To ensure they have enough beds, Skot said the hospital has had to transfer 50 patients to other hospitals as far away as Sault St. Marie.
“These patients are frightened and are far away from their families," she added. "Some of them are dying alone.”
While Skot acknowledged Ontario has seen a slight decrease in new case counts, hospitals continue to brace for increasing ICU admissions, noting projections released by the province’s Science Advisory Table show the province could see up to 2,000 patients in the ICU in the weeks ahead.
“Those descriptors aren't hyperbole. The current reality is all those things and more," Skot added.

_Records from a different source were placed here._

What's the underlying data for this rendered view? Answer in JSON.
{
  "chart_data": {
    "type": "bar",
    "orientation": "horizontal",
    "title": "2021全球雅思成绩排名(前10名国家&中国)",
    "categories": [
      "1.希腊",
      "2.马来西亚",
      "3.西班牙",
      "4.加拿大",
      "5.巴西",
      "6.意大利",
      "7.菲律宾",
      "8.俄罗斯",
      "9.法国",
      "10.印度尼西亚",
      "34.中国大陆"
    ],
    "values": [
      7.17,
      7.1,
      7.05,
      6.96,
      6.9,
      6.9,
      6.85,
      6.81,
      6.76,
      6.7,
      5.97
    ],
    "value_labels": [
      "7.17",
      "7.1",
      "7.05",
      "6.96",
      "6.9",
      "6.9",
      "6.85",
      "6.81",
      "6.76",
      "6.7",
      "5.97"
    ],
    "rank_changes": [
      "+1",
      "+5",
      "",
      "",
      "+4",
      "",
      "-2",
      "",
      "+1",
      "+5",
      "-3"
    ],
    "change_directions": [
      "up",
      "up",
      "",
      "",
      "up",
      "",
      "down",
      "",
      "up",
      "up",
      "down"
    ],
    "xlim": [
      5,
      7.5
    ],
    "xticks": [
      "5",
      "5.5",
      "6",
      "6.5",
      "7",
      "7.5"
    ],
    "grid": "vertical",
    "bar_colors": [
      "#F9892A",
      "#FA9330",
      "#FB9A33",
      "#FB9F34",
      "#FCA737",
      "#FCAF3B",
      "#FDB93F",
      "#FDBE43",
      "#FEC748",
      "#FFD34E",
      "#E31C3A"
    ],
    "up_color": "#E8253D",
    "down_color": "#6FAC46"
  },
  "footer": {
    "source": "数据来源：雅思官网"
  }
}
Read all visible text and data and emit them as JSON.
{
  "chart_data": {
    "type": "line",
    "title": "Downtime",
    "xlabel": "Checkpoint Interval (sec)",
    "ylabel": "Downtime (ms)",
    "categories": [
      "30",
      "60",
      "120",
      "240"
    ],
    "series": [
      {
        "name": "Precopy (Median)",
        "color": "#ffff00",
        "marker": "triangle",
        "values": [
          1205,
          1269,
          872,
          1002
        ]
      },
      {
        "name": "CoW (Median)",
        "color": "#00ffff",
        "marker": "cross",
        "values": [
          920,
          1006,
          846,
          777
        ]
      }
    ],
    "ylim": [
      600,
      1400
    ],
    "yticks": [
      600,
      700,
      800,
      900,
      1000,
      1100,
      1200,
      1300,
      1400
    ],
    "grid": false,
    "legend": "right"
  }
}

As of the April 29 daily update from Public Health Ontario, there were 884 patients in ICUs across Ontario with COVID-related critical illness. Of those, 620 were on ventilators.
There are 50 residents of Simcoe-Muskoka region currently hospitalized with COVID-19, and 20 of them are in ICUs, as reported today by the Simcoe Muskoka District Health Unit.
Ontario hospitals, including RVH, are being tested, but Skot is confident they are both well trained and well prepared for what could come. That said, she continues to plead with the community to do their part.
“If ever there was a time for us to double down on adherence to safety measures, this is it. Our staff and physicians are exhausted. They’re bone weary from the relentless, gruelling year (of) long, uncertain days, wearing hot PPE. They’re worried about their own safety and of course that of their families,” she said.
“I’ve heard it described as running a marathon where they keep moving the finish line. We just don’t know when it will end," Skot added. "These are tough days and, unfortunately, they may get tougher. I have no doubt Team RVH will continue to dig deep and get us through this.”
Holder also urged the community to follow public health measures and advice and commended the CGMH team.
"Our CGMH employees and physicians are tired, but they are giving it their all and deserve tremendous recognition and appreciation for their dedication and efforts," said Holder.